Yes, I’m at the mall. The mall has become the modern public square – the modern marketplace, the new human crossroads. A busy mall may see tens of thousands of people come and go every day. It provides employment for a thousand people at any one time. It’s a place people go to shop, to access professional services. It is increasingly becoming a place to go when there’s nothing else to do. It has become something of a social outlet for many – especially for youth, seniors and for others looking for connections. As a result, a mall not only provides commercial products and services, but has become in many respects a meeting place, a place to hang out, a living room.

People come to a mall because they are lonely and looking for human contact; looking for something to change their desperate existence. They may come because the prospect of facing four walls with only a TV for company is too daunting.

People come longing for things they may not be able to afford, filling their credit cards with debt they can't handle. It’s where tired mothers go when they don’t know what else to do with the kids. It’s a place estranged fathers take their children - struggling to entertain them during their one visit a week. Teenagers go to the mall – desperately wanting to fit in with the crowd at the food court – and willing to do almost anything to find acceptance. These are not just financial and commercial issues. These are social issues. More importantly these are spiritual issues.
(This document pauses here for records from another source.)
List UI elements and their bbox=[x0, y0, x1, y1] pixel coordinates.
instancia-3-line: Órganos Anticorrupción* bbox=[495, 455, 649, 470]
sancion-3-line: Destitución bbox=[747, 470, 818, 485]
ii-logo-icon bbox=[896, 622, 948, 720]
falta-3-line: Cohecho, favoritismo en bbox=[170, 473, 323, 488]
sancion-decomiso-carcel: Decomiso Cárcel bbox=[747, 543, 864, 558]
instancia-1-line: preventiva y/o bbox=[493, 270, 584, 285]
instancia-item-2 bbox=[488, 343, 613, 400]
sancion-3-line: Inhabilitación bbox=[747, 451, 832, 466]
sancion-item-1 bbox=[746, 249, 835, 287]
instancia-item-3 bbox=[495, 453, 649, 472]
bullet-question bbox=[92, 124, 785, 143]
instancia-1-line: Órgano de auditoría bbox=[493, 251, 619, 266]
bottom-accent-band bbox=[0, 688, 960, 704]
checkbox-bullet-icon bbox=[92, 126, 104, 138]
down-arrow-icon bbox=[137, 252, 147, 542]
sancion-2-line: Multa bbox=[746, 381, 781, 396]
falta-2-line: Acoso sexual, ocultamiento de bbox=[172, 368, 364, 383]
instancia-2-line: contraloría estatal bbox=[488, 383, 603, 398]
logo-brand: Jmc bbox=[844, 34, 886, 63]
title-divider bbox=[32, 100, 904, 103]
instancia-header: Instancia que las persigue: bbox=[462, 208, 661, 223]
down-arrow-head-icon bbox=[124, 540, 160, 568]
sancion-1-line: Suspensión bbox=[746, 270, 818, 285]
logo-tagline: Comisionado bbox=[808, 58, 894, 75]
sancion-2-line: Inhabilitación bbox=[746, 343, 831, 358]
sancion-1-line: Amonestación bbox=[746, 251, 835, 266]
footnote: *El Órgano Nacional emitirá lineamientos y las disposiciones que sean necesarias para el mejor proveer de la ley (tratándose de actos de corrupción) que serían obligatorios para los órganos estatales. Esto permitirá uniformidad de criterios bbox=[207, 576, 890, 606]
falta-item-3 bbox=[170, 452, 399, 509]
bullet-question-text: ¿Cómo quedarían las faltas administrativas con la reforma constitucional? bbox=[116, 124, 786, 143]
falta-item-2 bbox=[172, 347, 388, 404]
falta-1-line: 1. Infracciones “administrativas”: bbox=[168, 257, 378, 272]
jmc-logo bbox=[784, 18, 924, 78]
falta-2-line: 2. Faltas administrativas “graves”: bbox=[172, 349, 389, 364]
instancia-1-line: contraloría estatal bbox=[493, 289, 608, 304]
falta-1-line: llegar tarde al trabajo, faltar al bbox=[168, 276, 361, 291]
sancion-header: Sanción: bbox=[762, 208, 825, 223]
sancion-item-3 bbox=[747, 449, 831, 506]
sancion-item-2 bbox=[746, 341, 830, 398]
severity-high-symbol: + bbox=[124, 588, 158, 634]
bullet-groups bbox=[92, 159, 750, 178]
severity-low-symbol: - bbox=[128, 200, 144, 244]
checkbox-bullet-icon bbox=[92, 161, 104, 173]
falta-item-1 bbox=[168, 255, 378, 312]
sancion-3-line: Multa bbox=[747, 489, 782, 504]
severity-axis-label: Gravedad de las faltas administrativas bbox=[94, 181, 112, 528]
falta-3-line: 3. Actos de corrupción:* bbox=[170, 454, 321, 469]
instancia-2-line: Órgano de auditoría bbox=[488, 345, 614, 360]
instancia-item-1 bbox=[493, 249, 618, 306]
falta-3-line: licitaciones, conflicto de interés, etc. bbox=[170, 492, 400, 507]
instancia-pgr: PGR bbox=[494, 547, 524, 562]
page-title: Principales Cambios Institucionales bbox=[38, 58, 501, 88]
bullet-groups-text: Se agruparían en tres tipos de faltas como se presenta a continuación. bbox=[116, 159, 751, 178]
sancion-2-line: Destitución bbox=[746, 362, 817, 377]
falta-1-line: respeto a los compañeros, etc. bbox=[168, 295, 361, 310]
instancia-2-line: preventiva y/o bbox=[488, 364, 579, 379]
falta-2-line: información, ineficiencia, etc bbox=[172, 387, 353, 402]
The public crossroad places of life (malls, coffee shops, school parking lots, book stores) are places of safety and familiarity for people. For one reason or another people do not perceive the church to be a safe place any more. People tend not to share their innermost longings, doubts and self-destructive, sinful habits with the complete stranger at the equally strange church fellowship time – especially if they think (rightly or wrongly) they are going to be judged for being sinful. Why reveal yourself too candidly to people who you perceive to be “holier than thou’? Paradoxically, they will share their innermost longings, doubts and struggles to overcome destructive habits with a complete stranger at the coffee shop, knowing that they may never see that person again.
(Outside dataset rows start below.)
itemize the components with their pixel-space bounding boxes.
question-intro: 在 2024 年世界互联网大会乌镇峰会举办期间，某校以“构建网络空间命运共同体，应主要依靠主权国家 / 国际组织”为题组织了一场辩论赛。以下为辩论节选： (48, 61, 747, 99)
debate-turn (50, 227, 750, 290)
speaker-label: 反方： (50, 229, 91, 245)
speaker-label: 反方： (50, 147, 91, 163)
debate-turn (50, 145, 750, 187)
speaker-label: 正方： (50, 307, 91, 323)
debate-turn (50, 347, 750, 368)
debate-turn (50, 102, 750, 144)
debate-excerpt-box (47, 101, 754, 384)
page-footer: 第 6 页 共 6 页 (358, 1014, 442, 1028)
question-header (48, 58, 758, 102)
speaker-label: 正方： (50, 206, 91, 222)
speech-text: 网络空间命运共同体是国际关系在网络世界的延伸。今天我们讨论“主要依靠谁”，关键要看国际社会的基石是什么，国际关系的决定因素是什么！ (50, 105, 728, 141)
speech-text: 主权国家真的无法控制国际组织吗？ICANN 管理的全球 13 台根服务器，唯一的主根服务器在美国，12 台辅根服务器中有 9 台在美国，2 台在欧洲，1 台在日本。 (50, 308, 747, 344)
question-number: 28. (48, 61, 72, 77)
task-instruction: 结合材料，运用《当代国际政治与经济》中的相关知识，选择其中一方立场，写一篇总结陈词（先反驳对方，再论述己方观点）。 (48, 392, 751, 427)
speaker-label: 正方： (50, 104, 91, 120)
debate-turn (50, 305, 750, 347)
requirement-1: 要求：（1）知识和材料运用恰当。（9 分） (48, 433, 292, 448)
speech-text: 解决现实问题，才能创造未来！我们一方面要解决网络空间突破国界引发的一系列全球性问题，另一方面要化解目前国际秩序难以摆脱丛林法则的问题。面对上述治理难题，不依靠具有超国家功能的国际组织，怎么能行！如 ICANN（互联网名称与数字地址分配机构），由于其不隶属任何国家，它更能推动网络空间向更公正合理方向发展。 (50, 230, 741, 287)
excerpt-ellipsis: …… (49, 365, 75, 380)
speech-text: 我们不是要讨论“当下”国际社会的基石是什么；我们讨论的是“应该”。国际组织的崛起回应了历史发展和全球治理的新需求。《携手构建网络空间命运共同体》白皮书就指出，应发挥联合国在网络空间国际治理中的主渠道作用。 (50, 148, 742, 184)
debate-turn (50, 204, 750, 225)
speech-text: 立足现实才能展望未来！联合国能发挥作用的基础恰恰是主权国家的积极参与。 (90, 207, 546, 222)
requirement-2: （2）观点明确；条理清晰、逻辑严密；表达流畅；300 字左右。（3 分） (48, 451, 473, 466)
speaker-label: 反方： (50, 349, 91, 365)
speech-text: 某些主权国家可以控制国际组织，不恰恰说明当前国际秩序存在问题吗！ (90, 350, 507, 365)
I believe people deeply need to be listened to. They are desperately interested in the healing touch of God, something that can transform dull, impotent, sick, meaningless routine, into vibrant, useful, healthy and purposeful living. People are seeking to be changed.

In order to be effective in the new millennium, we need to prioritize our time to be purposely spent, not in church meetings, but in the public crossroad places of life being with people. Can we take time to listen to people who are willing to speak candidly in an anonymous atmosphere free from fears of judgement? Can we hear the longings of the lonely? Can we read between the lines of conversation to discern the doubts, self-recriminations, and dreams of the people? Are we willing to take the risk to invest our lives encountering people we have not yet met?

The mall is one of those common places where people hang out, waiting for connection, and longing for transformation. God is in the common places. Too bad the church isn’t.